Im letzten Jahr hat ver.di an der Berliner Charité für eine tarifliche Personalbemessung gestreikt. Ist das der Weg zum Gesetz?

Die Pflegestreiks für mehr Personal, die jetzt nach dem Modell der Charité bundesweit vorbereitet werden, geben Anlass zur Hoffnung. Sie haben das Potenzial, um bundespolitisch den Druck zu erzeugen, der für die Durchsetzung einer gesetzlichen Personalbemessung notwendig ist. Es wäre nicht das erste Mal, dass durch einen Streik ein Gesetz erkämpft wird.
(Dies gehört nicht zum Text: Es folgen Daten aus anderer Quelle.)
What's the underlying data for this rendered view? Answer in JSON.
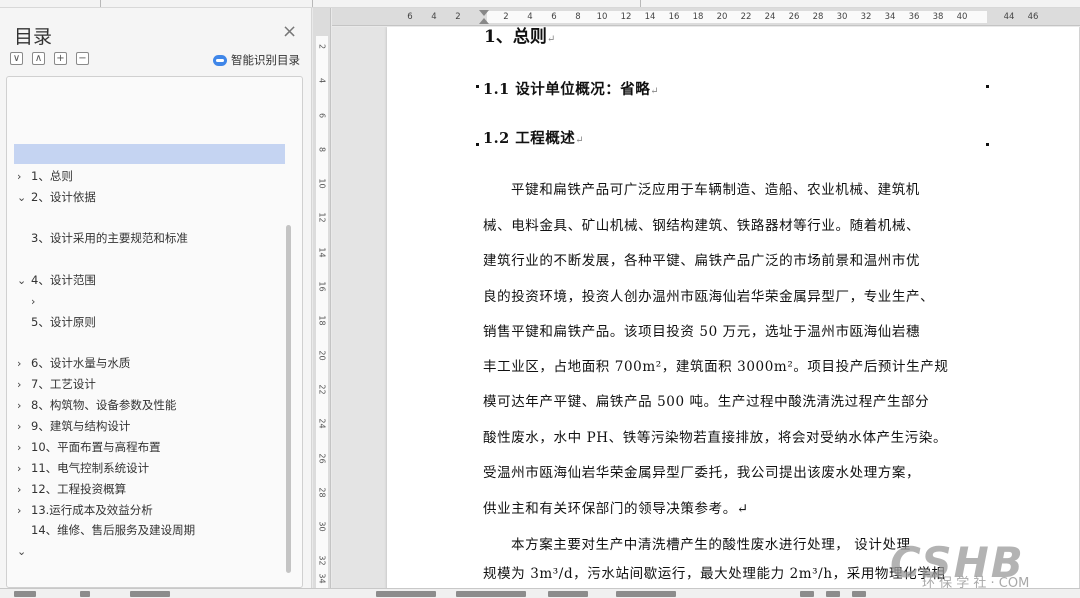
{
  "toc": {
    "title": "目录",
    "close_glyph": "×",
    "tools": [
      "∨",
      "∧",
      "+",
      "−"
    ],
    "smart_label": "智能识别目录",
    "items": [
      {
        "arrow": "›",
        "label": "1、总则"
      },
      {
        "arrow": "⌄",
        "label": "2、设计依据"
      },
      {
        "arrow": "",
        "label": "3、设计采用的主要规范和标准"
      },
      {
        "arrow": "⌄",
        "label": "4、设计范围"
      },
      {
        "arrow": "›",
        "label": ""
      },
      {
        "arrow": "",
        "label": "5、设计原则"
      },
      {
        "arrow": "›",
        "label": "6、设计水量与水质"
      },
      {
        "arrow": "›",
        "label": "7、工艺设计"
      },
      {
        "arrow": "›",
        "label": "8、构筑物、设备参数及性能"
      },
      {
        "arrow": "›",
        "label": "9、建筑与结构设计"
      },
      {
        "arrow": "›",
        "label": "10、平面布置与高程布置"
      },
      {
        "arrow": "›",
        "label": "11、电气控制系统设计"
      },
      {
        "arrow": "›",
        "label": "12、工程投资概算"
      },
      {
        "arrow": "›",
        "label": "13.运行成本及效益分析"
      },
      {
        "arrow": "",
        "label": "14、维修、售后服务及建设周期"
      },
      {
        "arrow": "⌄",
        "label": ""
      }
    ]
  },
  "ruler": {
    "h_numbers": [
      "6",
      "4",
      "2",
      "2",
      "4",
      "6",
      "8",
      "10",
      "12",
      "14",
      "16",
      "18",
      "20",
      "22",
      "24",
      "26",
      "28",
      "30",
      "32",
      "34",
      "36",
      "38",
      "40",
      "44",
      "46"
    ],
    "v_numbers": [
      "2",
      "4",
      "6",
      "8",
      "10",
      "12",
      "14",
      "16",
      "18",
      "20",
      "22",
      "24",
      "26",
      "28",
      "30",
      "32",
      "34"
    ]
  },
  "document": {
    "heading1": "1、总则",
    "heading1_mark": "↵",
    "heading_1_1": "1.1 设计单位概况：省略",
    "heading_1_2": "1.2 工程概述",
    "para_mark": "↵",
    "paragraph1": [
      "平键和扁铁产品可广泛应用于车辆制造、造船、农业机械、建筑机",
      "械、电料金具、矿山机械、钢结构建筑、铁路器材等行业。随着机械、",
      "建筑行业的不断发展，各种平键、扁铁产品广泛的市场前景和温州市优",
      "良的投资环境，投资人创办温州市瓯海仙岩华荣金属异型厂，专业生产、",
      "销售平键和扁铁产品。该项目投资 50 万元，选址于温州市瓯海仙岩穗",
      "丰工业区，占地面积 700m²，建筑面积 3000m²。项目投产后预计生产规",
      "模可达年产平键、扁铁产品 500 吨。生产过程中酸洗清洗过程产生部分",
      "酸性废水，水中 PH、铁等污染物若直接排放，将会对受纳水体产生污染。",
      "受温州市瓯海仙岩华荣金属异型厂委托，我公司提出该废水处理方案，",
      "供业主和有关环保部门的领导决策参考。↵"
    ],
    "paragraph2": [
      "本方案主要对生产中清洗槽产生的酸性废水进行处理， 设计处理",
      "规模为 3m³/d，污水站间歇运行，最大处理能力 2m³/h，采用物理化学相"
    ]
  },
  "watermark": {
    "big": "CSHB",
    "small": "环 保 学 社 · COM"
  }
}
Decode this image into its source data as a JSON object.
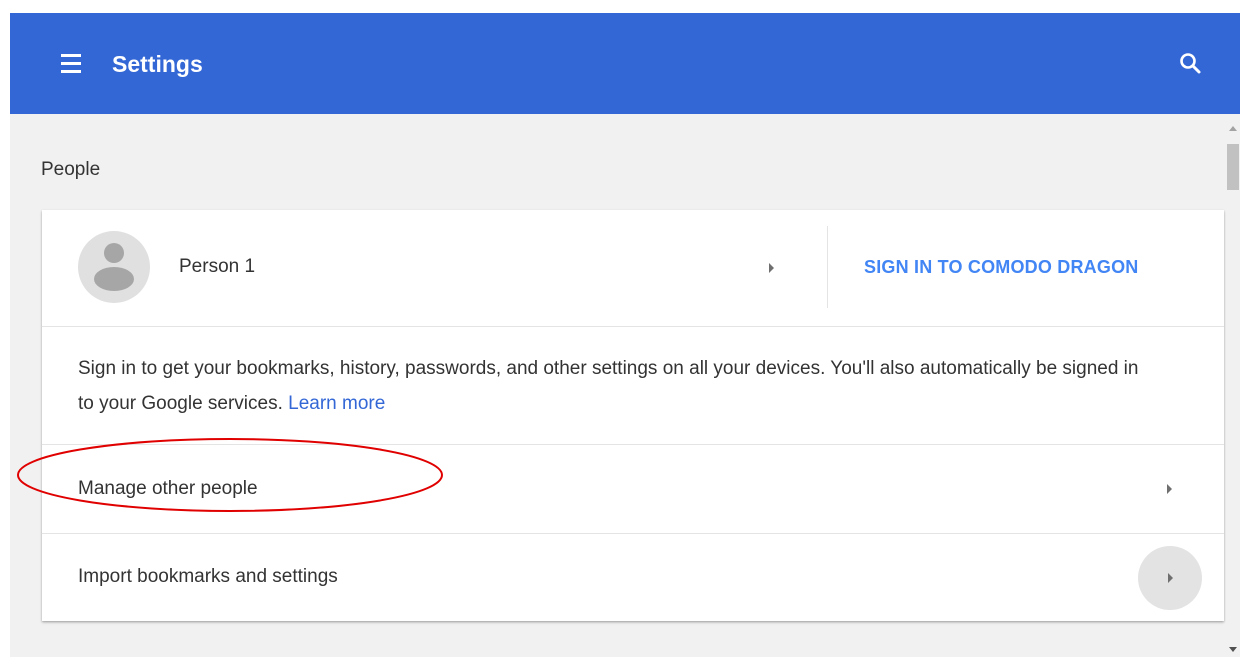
{
  "app_bar": {
    "title": "Settings",
    "menu_icon": "hamburger-menu-icon",
    "search_icon": "search-icon",
    "color": "#3367d6"
  },
  "section": {
    "title": "People"
  },
  "profile": {
    "name": "Person 1",
    "avatar_icon": "default-avatar-icon",
    "sign_in_label": "SIGN IN TO COMODO DRAGON",
    "accent_color": "#4285f4"
  },
  "description": {
    "text": "Sign in to get your bookmarks, history, passwords, and other settings on all your devices. You'll also automatically be signed in to your Google services.",
    "learn_more": "Learn more"
  },
  "rows": {
    "manage_other_people": "Manage other people",
    "import_bookmarks": "Import bookmarks and settings"
  },
  "annotation": {
    "color": "#e00000",
    "shape": "ellipse"
  }
}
Du meinst die Lohnfortzahlung im Krankheitsfall, die 1957 gesetzlich eingeführt wurde, nachdem Metallarbeiter erfolgreich für einen Tarifvertrag zur Lohnfortzahlung gestreikt hatten?

Genau, die damalige Adenauer-Regierung hatte eine gesetzliche Regelung bis dahin strikt abgelehnt. Aus Angst vor einem Übergreifen der Streikbewegung auf andere Regionen und Branchen wurde kein halbes Jahr nach dem Tarifabschluss das Gesetz zur Verbesserung der wirtschaftlichen Sicherung der Arbeiter im Krankheitsfalle verabschiedet.

Die Verantwortung für die bevorstehenden Tarifauseinandersetzungen in den Krankenhäusern trägt die Bundesregierung. Die spannende Frage ist: Wie wird sie sich verhalten, wenn 15, 20 oder mehr Krankenhäuser für eine tarifliche Personalbemessung streiken?